Aux alentours de 14h30, nous voilà place de la Comédie. Des groupes épars. Quelques drapeaux. Tiens, même Solidaires est là – d’aucuns pensaient que leurs récentes vicissitudes les auraient poussés à faire profil bas. Le vent qui souffle sans discontinuer dans nos oreilles nous rappelle les meilleurs discours de Jean Castex.
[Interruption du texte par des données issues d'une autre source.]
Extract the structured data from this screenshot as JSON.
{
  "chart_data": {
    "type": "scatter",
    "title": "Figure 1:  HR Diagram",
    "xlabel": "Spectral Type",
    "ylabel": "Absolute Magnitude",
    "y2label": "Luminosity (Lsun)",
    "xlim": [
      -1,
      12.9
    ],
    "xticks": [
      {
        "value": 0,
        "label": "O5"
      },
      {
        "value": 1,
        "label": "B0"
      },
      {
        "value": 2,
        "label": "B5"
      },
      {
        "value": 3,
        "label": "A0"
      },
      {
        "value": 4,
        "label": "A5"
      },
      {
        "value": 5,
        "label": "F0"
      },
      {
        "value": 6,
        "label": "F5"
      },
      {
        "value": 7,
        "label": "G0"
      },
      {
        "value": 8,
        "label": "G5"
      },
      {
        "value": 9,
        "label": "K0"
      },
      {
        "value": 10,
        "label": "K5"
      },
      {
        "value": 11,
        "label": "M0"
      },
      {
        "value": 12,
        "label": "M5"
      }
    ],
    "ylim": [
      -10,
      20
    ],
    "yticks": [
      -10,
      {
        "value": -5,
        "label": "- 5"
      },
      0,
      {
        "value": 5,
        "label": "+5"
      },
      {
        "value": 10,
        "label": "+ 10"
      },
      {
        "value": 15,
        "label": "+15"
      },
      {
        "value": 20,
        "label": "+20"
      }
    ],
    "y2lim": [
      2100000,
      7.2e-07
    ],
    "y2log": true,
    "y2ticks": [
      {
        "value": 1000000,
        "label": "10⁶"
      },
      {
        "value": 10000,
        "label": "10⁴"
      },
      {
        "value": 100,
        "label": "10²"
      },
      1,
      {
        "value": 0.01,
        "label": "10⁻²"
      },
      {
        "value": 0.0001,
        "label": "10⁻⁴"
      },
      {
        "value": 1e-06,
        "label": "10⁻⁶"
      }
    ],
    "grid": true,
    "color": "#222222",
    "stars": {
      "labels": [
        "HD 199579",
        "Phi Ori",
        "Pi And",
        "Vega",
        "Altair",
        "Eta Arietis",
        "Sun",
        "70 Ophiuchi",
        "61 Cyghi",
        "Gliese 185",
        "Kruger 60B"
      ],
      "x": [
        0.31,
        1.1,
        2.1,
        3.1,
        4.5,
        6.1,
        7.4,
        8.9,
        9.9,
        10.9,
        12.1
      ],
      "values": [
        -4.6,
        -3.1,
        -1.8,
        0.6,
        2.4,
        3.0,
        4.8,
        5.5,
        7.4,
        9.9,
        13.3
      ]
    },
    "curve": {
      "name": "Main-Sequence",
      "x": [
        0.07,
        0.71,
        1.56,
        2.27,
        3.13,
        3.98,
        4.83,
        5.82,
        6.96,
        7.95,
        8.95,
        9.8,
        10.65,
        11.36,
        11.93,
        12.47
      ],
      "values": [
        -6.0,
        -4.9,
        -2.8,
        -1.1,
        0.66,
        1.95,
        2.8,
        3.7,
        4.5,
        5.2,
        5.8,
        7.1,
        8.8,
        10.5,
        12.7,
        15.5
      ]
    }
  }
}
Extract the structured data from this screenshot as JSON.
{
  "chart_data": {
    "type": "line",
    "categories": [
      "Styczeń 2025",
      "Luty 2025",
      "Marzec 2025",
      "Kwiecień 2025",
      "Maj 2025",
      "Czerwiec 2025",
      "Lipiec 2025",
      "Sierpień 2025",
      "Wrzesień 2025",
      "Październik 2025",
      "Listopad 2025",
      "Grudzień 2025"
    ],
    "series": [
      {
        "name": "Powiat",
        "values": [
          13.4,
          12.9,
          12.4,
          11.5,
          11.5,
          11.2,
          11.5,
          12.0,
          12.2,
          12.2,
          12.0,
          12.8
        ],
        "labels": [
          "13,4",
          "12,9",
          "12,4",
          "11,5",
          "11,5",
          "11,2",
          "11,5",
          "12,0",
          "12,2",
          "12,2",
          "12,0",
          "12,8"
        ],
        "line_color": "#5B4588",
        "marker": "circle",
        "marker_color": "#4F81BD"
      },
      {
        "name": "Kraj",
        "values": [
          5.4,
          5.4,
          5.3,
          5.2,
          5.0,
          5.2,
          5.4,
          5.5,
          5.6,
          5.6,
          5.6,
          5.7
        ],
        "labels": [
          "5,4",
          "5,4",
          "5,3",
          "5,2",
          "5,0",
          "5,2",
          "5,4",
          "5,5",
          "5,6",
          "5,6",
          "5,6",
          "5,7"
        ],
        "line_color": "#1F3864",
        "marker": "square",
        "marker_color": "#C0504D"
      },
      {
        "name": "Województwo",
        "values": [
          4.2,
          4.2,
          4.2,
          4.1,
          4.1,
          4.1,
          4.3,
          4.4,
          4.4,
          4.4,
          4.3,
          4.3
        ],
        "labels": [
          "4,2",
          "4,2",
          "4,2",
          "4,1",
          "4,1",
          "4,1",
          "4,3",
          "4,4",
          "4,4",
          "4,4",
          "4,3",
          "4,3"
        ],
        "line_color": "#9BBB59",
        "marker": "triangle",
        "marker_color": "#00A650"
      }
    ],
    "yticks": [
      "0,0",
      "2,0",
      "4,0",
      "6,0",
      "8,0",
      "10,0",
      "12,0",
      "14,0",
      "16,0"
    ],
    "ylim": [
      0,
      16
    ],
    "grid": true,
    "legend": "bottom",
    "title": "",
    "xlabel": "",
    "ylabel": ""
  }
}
La mobilisation débute avec une prise de parole du SCUM – syndicat plutôt loufoque, jumeau maléfique de Solidaires, qui cache sous des dehors totoïsants des pratiques clientélistes dignes des pires corpo étudiantes–, puis du collectif de lutte contre la loi sécurité globale. Etonnamment, ce collectif aime à mettre en avant la sempiternelle Sophie Mazas, qui ne renâcle jamais devant un micro tendu. L’intervention s’étire tandis que le vent souffle, indifférent comme beaucoup d’entre nous – pas à la cause défendue, mais à un blabla entendu maintes fois qui prend les accents de la radicalité, de la lutte, mais ne traduit finalement que la profonde impuissance stratégique dans laquelle un grand secteur du mouvement social traditionnel semble avoir pris le goût de rester enfermé.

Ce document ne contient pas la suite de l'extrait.